Econometrics Puzzler #2: Fitting a Regression with Fitted Values
Suppose I run a simple linear regression of an outcome variable on a predictor variable. If I save the fitted values from this regression and then run a second regression of the outcome variable on the fitted values, what will I get? For extra credit: how will the R-squared from the second regression compare to that from the first regression?
Example: Height and Handspan
Here’s a simple example: a regression of height, measured in inches, on handspan, measured in centimeters.1
library(tidyverse)
library(broom)
dat <- read_csv('https://ditraglia.com/data/height-handspan.csv')
ggplot(dat, aes(y = height, x = handspan)) +
geom_point(alpha = 0.2) +
geom_smooth(method = "lm", color = "red") +
labs(y = "Height (in)", x = "Handspan (cm)")
# Fit the regression
reg1 <- lm(height ~ handspan, data = dat)
tidy(reg1)## # A tibble: 2 × 5
## term estimate std.error statistic p.value
## <chr> <dbl> <dbl> <dbl> <dbl>
## 1 (Intercept) 40.9 1.67 24.5 9.19e-76
## 2 handspan 1.27 0.0775 16.3 3.37e-44As expected, bigger people are bigger in all dimensions, on average, so we see a positive relationship between handspan and height. Now let’s save the fitted values from this regression and run a second regression of height on the fitted values:
dat <- reg1 |>
augment(dat)
reg2 <- lm(height ~ .fitted, data = dat)
tidy(reg2)## # A tibble: 2 × 5
## term estimate std.error statistic p.value
## <chr> <dbl> <dbl> <dbl> <dbl>
## 1 (Intercept) -1.76e-13 4.17 -4.23e-14 1.000e+ 0
## 2 .fitted 1.00e+ 0 0.0612 1.63e+ 1 3.37 e-44The intercept isn’t quite zero, but it’s about as close as we can reasonably expect to get on a computer and the slope is exactly one. Now how about the R-squared? Let’s check:
glance(reg1)## # A tibble: 1 × 12
## r.squared adj.r.squared sigma statistic p.value df logLik AIC BIC
## <dbl> <dbl> <dbl> <dbl> <dbl> <dbl> <dbl> <dbl> <dbl>
## 1 0.452 0.450 3.02 267. 3.37e-44 1 -822. 1650. 1661.
## # ℹ 3 more variables: deviance <dbl>, df.residual <int>, nobs <int>glance(reg2)## # A tibble: 1 × 12
## r.squared adj.r.squared sigma statistic p.value df logLik AIC BIC
## <dbl> <dbl> <dbl> <dbl> <dbl> <dbl> <dbl> <dbl> <dbl>
## 1 0.452 0.450 3.02 267. 3.37e-44 1 -822. 1650. 1661.
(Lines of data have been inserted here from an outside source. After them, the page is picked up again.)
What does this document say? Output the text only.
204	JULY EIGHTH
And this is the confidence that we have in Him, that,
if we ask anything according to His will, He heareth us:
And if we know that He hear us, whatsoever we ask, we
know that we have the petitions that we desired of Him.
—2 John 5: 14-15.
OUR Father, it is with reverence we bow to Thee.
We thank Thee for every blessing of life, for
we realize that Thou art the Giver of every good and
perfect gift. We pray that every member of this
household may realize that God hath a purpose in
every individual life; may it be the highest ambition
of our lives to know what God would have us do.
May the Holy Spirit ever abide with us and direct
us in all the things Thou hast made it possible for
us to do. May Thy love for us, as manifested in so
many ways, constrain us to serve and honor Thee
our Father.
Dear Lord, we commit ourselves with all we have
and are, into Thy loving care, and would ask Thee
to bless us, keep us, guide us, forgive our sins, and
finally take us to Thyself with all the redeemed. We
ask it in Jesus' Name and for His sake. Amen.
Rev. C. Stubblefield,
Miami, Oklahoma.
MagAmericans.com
## # ℹ 3 more variables: deviance <dbl>, df.residual <int>, nobs <int>The R-squared values from the two regressions are identical! Surprised? Now’s your last chance to think it through on your own before I give my solution.
Solution
Suppose we wanted to choose \(\alpha_0\) and \(\alpha_1\) to minimize \(\sum_{i=1}^n (Y_i - \alpha_0 - \alpha_1 \widehat{Y}_i)^2\) where \(\widehat{Y}_i = \widehat{\beta}_0 + \widehat{\beta}_1 X_i\). This is equivalent to minimizing \[ \sum_{i=1}^n \left[Y_i - (\alpha_0 + \alpha_1 \widehat{\beta}_0) - (\alpha_1\widehat{\beta}_1)X_i\right]^2. \] By construction \(\widehat{\beta}_0\) and \(\widehat{\beta}_1\) minimize \(\sum_{i=1}^n (Y_i - \beta_0 - \beta_1 X_i)^2\), so unless \(\widehat{\alpha_0} = 0\) and \(\widehat{\alpha_1} = 1\) we’d have a contradiction!
Similar reasoning explains why the R-squared values for the two regressions are the same. The R-squared of a regression equals \(1 - \text{SS}_{\text{residual}} / \text{SS}_{\text{total}}\) \[ \text{SS}_{\text{total}} = \sum_{i=1}^n (Y_i - \bar{Y})^2,\quad \text{SS}_{\text{residual}} = \sum_{i=1}^n (Y_i - \widehat{Y}_i)^2 \] The total sum of squares is the same for both regressions because they have the same outcome variable. The residual sum of squares is the same because \(\widehat{\alpha}_0 = 0\) and \(\widehat{\alpha}_1 = 1\) together imply that both regressions have the same fitted values.
Here I focused on the case of a simple linear regression, one with a single predictor variable, but the same basic idea holds in general.